Alors je me mis à marcher, et à me hâter, tant j’étais sur le feu de l’impatience, et, au milieu du jour, j’arrivai au palais. À la vue de ce palais, malgré la description des dix jeunes hommes, je fus émerveillé à la limite de l’émerveillement, car il était bien plus magnifique que les paroles. La grande porte d’or, par laquelle j’entrai dans le palais, était entourée par quatre-vingt-dix-neuf portes en bois d’aloès et en bois de sandal, et les portes des salles étaient en ébène incrusté d’or et de diamants ; et toutes ces portes conduisaient à des salles et à des jardins où je vis toutes les richesses accumulées de la terre et de la mer.

Dans la première salle où j’entrai, je me trouvai immédiatement au milieu de quarante adolescentes, qui étaient si merveilleuses de beauté que l’esprit ne pouvait se retrouver au milieu d’elles ni les yeux se reposer de préférence sur l’une, et je fus si plein d’admiration que je m’arrêtai en sentant ma tête tourner.

Alors toutes ensemble se levèrent à ma vue, et, d’une voix agréable, elles me dirent : « Que notre maison soit ta maison, ô notre convive, et que ta place soit sur nos têtes et dans nos yeux ! » Et elles m’invitèrent à m’asseoir, et me placèrent sur une estrade, et s’assirent toutes au-dessous de moi, sur les tapis, et me dirent : « Ô notre seigneur, nous sommes tes esclaves et ta chose, et tu es notre maître et la couronne sur nos têtes ! »

Puis toutes se mirent à me servir : l’une apporta l’eau chaude et les étoffes, et me lava les pieds ; l’autre me versa sur les mains de l’eau parfumée contenue dans une aiguière d’or ; la troisième m’habilla d’une robe toute en soie avec une ceinture brodée de fils d’or et d’argent ; la quatrième me présenta une coupe pleine d’une boisson délicieuse et parfumée aux fleurs ; et celle-ci me regardait, et celle-là me souriait, et l’une me clignait de l’œil, et l’autre me récitait des vers, et celle-là s’étirait les bras devant moi, et l’autre tordait devant moi sa taille sur ses cuisses, et l’une disait : « ah ! » et l’autre : « ouh ! » et celle-ci me disait : « ô toi mon œil ! » et celle-là : « ô toi mon âme ! » et l’autre : « mes entrailles ! » et une autre : « mon foie ! » et une : « ô flamme de mon cœur ! »
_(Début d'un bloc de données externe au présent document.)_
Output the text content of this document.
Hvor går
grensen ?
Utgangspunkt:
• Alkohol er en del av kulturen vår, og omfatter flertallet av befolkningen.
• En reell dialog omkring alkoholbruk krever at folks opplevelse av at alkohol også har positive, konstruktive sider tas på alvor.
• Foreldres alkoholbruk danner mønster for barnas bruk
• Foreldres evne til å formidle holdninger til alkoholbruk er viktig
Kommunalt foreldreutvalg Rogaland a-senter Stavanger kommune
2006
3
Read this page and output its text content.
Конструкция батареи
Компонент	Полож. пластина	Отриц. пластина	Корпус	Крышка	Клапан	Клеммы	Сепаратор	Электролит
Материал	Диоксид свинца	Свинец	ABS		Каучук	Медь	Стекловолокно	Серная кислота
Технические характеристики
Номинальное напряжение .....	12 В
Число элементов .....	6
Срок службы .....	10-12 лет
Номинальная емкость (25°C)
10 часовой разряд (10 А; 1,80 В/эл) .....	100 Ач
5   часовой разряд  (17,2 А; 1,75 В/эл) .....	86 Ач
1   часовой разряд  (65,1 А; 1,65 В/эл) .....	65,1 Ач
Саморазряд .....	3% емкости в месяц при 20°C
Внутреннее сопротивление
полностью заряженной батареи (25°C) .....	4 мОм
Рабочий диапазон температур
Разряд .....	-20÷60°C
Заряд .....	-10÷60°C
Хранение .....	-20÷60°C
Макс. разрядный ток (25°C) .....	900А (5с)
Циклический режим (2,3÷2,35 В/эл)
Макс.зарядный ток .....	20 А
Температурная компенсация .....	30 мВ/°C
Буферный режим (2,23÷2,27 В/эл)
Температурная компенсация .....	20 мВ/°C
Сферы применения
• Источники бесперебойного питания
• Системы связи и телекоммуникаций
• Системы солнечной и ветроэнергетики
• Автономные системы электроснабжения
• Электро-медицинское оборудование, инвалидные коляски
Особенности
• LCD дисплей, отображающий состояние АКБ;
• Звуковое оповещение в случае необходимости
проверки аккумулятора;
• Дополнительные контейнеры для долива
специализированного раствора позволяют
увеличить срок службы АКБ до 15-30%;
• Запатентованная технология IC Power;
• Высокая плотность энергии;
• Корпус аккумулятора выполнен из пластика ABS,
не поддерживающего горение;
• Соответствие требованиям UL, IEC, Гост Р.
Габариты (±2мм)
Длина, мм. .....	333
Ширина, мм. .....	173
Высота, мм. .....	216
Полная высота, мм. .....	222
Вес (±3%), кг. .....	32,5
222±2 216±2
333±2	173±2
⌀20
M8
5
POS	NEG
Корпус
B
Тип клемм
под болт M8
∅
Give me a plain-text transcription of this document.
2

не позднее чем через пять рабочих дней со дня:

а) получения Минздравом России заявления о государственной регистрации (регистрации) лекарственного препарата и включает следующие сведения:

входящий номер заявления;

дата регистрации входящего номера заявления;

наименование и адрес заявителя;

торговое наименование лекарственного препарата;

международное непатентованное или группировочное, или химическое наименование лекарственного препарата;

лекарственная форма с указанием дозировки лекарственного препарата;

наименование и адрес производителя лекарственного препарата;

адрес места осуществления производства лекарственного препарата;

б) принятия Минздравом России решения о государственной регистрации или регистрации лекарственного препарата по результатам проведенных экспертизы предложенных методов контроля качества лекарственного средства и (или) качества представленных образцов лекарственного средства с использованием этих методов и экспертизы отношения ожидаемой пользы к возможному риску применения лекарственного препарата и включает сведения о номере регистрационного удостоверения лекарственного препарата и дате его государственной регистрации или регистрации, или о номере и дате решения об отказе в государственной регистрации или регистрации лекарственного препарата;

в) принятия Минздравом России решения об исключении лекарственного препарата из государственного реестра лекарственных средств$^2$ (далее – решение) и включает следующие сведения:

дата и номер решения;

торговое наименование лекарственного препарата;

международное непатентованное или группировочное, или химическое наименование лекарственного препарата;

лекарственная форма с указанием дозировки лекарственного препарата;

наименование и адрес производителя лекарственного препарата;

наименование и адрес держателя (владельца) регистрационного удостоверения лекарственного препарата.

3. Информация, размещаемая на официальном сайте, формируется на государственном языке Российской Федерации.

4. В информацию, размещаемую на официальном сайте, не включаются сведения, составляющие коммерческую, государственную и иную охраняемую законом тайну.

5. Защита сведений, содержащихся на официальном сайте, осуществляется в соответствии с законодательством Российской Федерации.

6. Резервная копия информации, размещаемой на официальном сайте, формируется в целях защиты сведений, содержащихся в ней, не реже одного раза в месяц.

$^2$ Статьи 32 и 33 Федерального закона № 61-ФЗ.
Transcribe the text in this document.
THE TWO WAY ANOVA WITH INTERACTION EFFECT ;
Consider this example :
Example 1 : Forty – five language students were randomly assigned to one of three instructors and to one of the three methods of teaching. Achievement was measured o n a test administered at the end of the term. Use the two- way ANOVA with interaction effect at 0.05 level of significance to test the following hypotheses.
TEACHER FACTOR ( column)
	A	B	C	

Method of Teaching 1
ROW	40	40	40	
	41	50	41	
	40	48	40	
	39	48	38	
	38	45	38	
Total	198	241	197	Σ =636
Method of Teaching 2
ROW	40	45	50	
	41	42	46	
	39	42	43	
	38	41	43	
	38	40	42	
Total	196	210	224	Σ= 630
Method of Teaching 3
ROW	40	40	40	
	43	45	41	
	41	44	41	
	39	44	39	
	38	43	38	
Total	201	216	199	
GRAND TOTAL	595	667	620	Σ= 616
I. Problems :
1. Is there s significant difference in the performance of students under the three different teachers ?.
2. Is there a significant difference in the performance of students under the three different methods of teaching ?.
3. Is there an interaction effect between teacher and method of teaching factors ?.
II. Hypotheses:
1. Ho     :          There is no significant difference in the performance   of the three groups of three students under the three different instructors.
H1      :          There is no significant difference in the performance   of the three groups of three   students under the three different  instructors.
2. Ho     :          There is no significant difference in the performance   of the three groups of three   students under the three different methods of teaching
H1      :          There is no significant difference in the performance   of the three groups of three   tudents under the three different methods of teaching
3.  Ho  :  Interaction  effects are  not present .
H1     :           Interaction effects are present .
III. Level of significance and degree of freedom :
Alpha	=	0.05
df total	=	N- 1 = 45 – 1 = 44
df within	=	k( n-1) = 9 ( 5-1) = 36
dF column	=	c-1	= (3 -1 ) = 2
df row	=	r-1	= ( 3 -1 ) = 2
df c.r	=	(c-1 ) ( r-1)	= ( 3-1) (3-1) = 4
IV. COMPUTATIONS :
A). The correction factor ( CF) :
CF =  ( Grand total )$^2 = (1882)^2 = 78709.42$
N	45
Puis toutes s’approchèrent de moi, et se mirent à me masser et à me caresser, et me dirent : « Ô notre convive, raconte-nous ton histoire, car nous sommes ici seules, depuis longtemps, sans un homme, et notre bonheur est maintenant complet ! » Alors, moi, je devins plus calme et je leur racontai une partie de mon histoire seulement, et cela jusqu’à l’approche de la nuit.

Alors on apporta les chandelles par quantité prodigieuse, et la salle fut éclairée comme par le soleil le plus éclatant. Puis on tendit la nappe et on servit les mets les plus exquis et les boissons les plus enivrantes, et on joua des instruments de plaisir et on chanta de la voix la plus enchanteresse, et quelques-unes se mirent à danser, pendant que je continuais à manger.

Après toutes ces réjouissances, elles me dirent : « Ô mon chéri, c’est maintenant le temps du plaisir solide et du lit ; choisis, d’entre nous, celle de ton choix, et sois sans crainte de nous offenser, car chacune de nous aura son tour pendant une nuit, nous les quarante sœurs ; et, après, chacune à son tour recommencera à jouer avec toi dans le lit, toutes les nuits. »

Alors, moi, ô ma maîtresse, je ne sus laquelle des sœurs je devais choisir, car toutes étaient aussi désirables. Alors je fermai les yeux, je tendis les bras et saisis l’une, et j’ouvris les yeux ; mais je les refermai vite, à cause de l’éblouissement de sa beauté. Elle me tendit alors la main et me conduisit dans son lit. Et je passai toute la nuit avec elle. Je la chargeai quarante fois une charge de chargeur ! et elle aussi ! et elle me disait chaque fois : « Youh ! ô mon œil ! Youh ! ô mon âme ! » Et elle me caressait, et je la mordais, et elle me pinçait, et de la sorte toute la nuit.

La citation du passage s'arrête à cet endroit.